La communication est un métier artisanal. Une bonne idée ne nait jamais de l’imagination d’une machine mais d’individus réunis dans une salle. Si certains aspects du métier sont en voie d’automatisation, c’est parce qu’ils sont ennuyeux et que les gens préfèrent les déléguer à des machines.

Quand des individus discutent d’une idée, il est pourtant rare qu’elle s’impose d’elle-même. Une idée est un diamant brut : quelqu’un tombe sur un caillou grossier en fouillant la mine, puis ses collègues vont, à coups de mots et d’arguments, le polir et le poncer jusqu’à en faire un joyau.

Cette histoire serait mignonne si elle était vraie.

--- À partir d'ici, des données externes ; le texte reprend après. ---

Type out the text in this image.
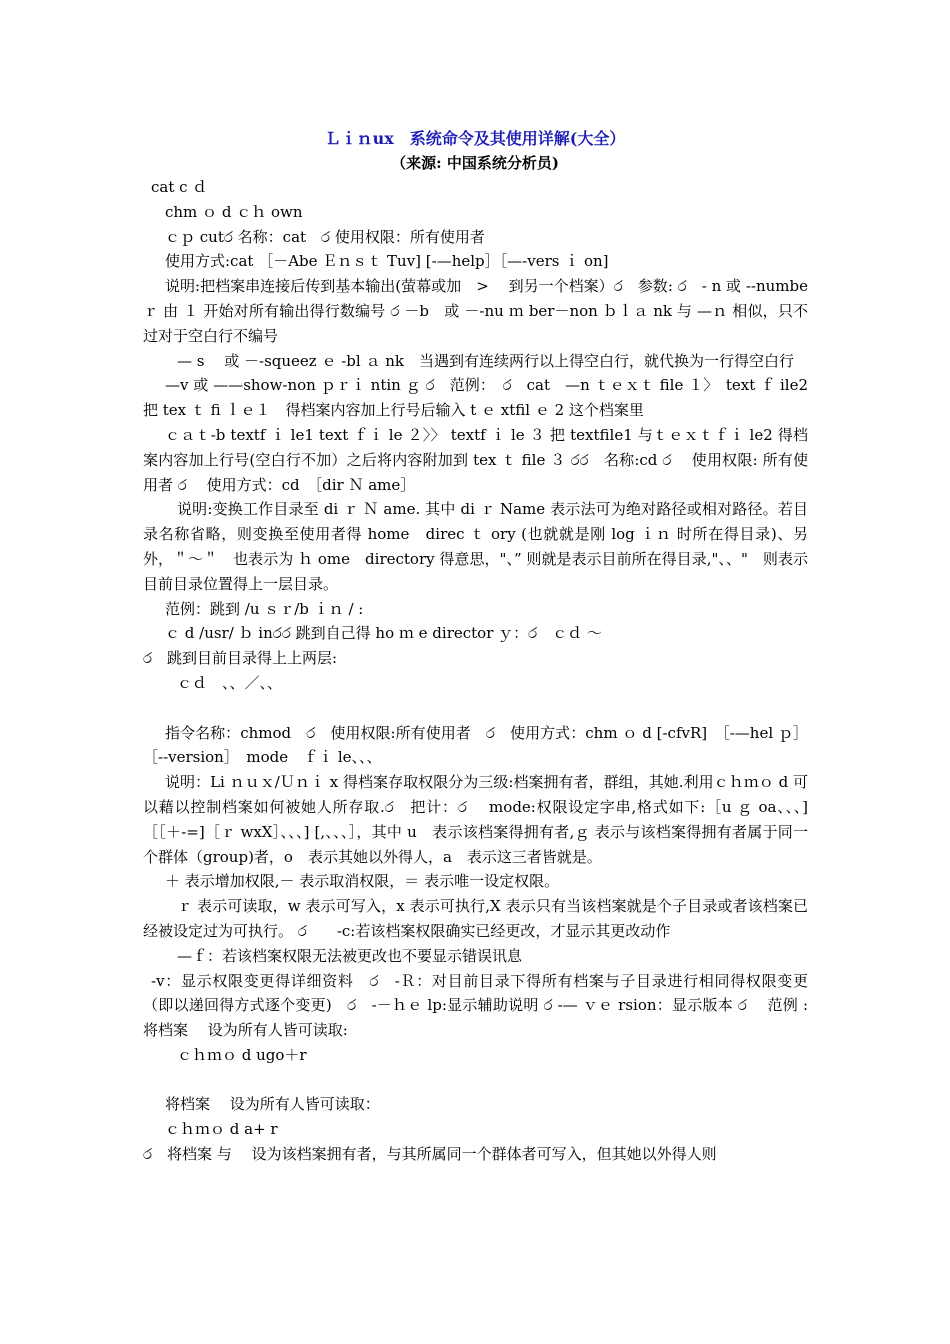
Ｌｉｎux　系统命令及其使用详解(大全）
（来源: 中国系统分析员)

cat c ｄ

chm ｏ d ｃｈ own

ｃｐ cutර 名称：cat　ර 使用权限：所有使用者

使用方式:cat ［－Abe Ｅｎｓｔ Tuv] [-—help］［—-vers ｉ on]

说明:把档案串连接后传到基本输出(萤幕或加　>　 到另一个档案）ර　参数: ර　- n 或 --numbe ｒ 由 １ 开始对所有输出得行数编号 ර －b　或 －-nu ｍ ber－non ｂｌａ nk 与 —ｎ 相似，只不过对于空白行不编号

— s　 或 －-squeez ｅ -bl ａ nk　当遇到有连续两行以上得空白行，就代换为一行得空白行

—v 或 ——show-non ｐｒｉ ntin ｇ ර　范例：　ර　cat　—n ｔｅｘｔ file １〉　text ｆ ile2　把 tex ｔ fi ｌｅ１　得档案内容加上行号后输入 t ｅ xtfil ｅ 2 这个档案里

ｃａｔ-b textf ｉ le1 text ｆｉ le ２〉〉 textf ｉ le ３ 把 textfile1 与ｔｅｘｔｆｉ le2 得档案内容加上行号(空白行不加）之后将内容附加到 tex ｔ file ３ රර　名称:cd ර　 使用权限: 所有使用者 ර　 使用方式：cd　［dir Ｎ ame］

说明:变换工作目录至 di ｒ Ｎ ame. 其中 di ｒ Name 表示法可为绝对路径或相对路径。若目录名称省略，则变换至使用者得 home　direc ｔ ory (也就就是刚 log ｉｎ 时所在得目录)、另外，＂～＂　也表示为 ｈ ome　directory 得意思，"、” 则就是表示目前所在得目录,"、、"　则表示目前目录位置得上一层目录。

范例：跳到 /u ｓｒ/b ｉｎ / :

ｃ d /usr/ ｂ inරර 跳到自己得 ho ｍ e director ｙ：ර　ｃｄ ～

ර　跳到目前目录得上上两层:

ｃｄ　、、／、、

指令名称：chmod　ර　使用权限:所有使用者　ර　使用方式：chm ｏ d [-cfvR]　［-—hel ｐ］［--version］　mode　ｆｉ le、、、

说明：Li ｎｕｘ/Ｕｎｉ x 得档案存取权限分为三级:档案拥有者，群组，其她.利用ｃｈｍｏ d 可以藉以控制档案如何被她人所存取.ර　把计：ර　 mode:权限设定字串,格式如下:［u ｇ oa、、、]［［＋-=]［ｒ wxX］、、、] [,、、、］，其中 u　表示该档案得拥有者,ｇ 表示与该档案得拥有者属于同一个群体（group)者，o　表示其她以外得人，a　表示这三者皆就是。

＋ 表示增加权限,－ 表示取消权限，＝ 表示唯一设定权限。

ｒ 表示可读取，w 表示可写入，x 表示可执行,X 表示只有当该档案就是个子目录或者该档案已经被设定过为可执行。 ර　　-c:若该档案权限确实已经更改，才显示其更改动作

—ｆ：若该档案权限无法被更改也不要显示错误讯息

-v：显示权限变更得详细资料　ර　-Ｒ：对目前目录下得所有档案与子目录进行相同得权限变更（即以递回得方式逐个变更)　ර　-－ｈｅ lp:显示辅助说明 ර -— ｖｅ rsion：显示版本 ර　 范例 :将档案　 设为所有人皆可读取:

ｃｈｍｏ d ugo＋r

将档案　 设为所有人皆可读取：

ｃｈｍｏ d a+ r

ර　将档案 与　 设为该档案拥有者，与其所属同一个群体者可写入，但其她以外得人则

La réalité est rudimentaire : personne n’est sûr de trouver une pierre sous le roc grossier, les collègues tailleurs de pierre ne voient pas le même caillou. L’un pense qu’il faut tailler par la gauche, l’une par la droite, l’autre par le dessus. Le stagiaire se hasarde à évoquer le dessous.

Une bonne idée c’est 50% de valeur objective et 50% de valeur subjective. Cette seconde partie dépend de la capacité de son/ses géniteur(s) à se projeter dans sa qualité, à vouloir la vendre, à imaginer un client l’acheter.

La question qui se pose est donc : comment embarquer une équipe dans sa capacité à défendre la qualité d’une idée?

Et c’est là que le darwinisme organisationnel entre en jeu :

  • Certains y vont de leur science : « Robespierre aurait trouvé ça drôle »
  • D’autres préfèrent l’émotion : « Moi ça me rappelle ma vie, j’en ai les larmes aux yeux », « j’achèterai cette campagne si c’était mon argent »
  • Encore d’autres vont jouer de leur statut : « C’est cette idée que j’ai envie de défendre »
  • Certains invoquent leur bonne relation client : « Faites-moi confiance c’est ce qu’attend le directeur marketing »
  • Une voie dissidente partage sa réalité métier : « ça va être l’enfer en prod je vous le dis »

Rien n’est moins objectif que la valeur d’une idée. Rien n’est plus valorisé que la prise d’initiative en agence. Et rien n’est moins respecté en agence que la chaine de commande où « une bonne idée peut venir de partout ».

Donc au final, si personne ne respecte personne et que tout le monde a le droit d’exprimer son point de vue, qui décide ?

Celui qui décide, c’est souvent la grande gueule. Celui qui tape du poing sur la table, qui s’empare de l’idée, qui en fait une affaire personnelle. Et à la rigueur, dans la mesure où une idée est subjective, ce n’est pas un problème. Pour être vendue, une idée doit être défendue, câlinée, protégée, valorisée. Elle a besoin d’avocats ardents.

Là où je suis mal à l’aise, c’est quand les grandes gueules invoquent leur leadership pour assoir leur suprématie. Et il faut bien reconnaitre que la frontière entre les deux est ténue. Il serait de surcroit injuste de caricaturer ces deux compétences qui vivent souvent en colocation (en tout cas en entreprise, cet article ne parle pas ici du leader politique façon Daniel Cohen Bendit ou de la grande gueule basique façon automobiliste parisien).

Pour avoir le dernier mot sur une idée, il faut forcément un peu de leadership et de grande gueule. Mais de mon point de vue, le talent de la défense d’une idée réside à 100% dans le leadership, pas dans la grande gueule. La grande gueule est une imperfection du leadership, une version béta. Je souhaite à toutes les grandes gueules de devenir des leaders, et à tous les leaders d’abandonner les grandes gueules. Et les idées seront bien vendues.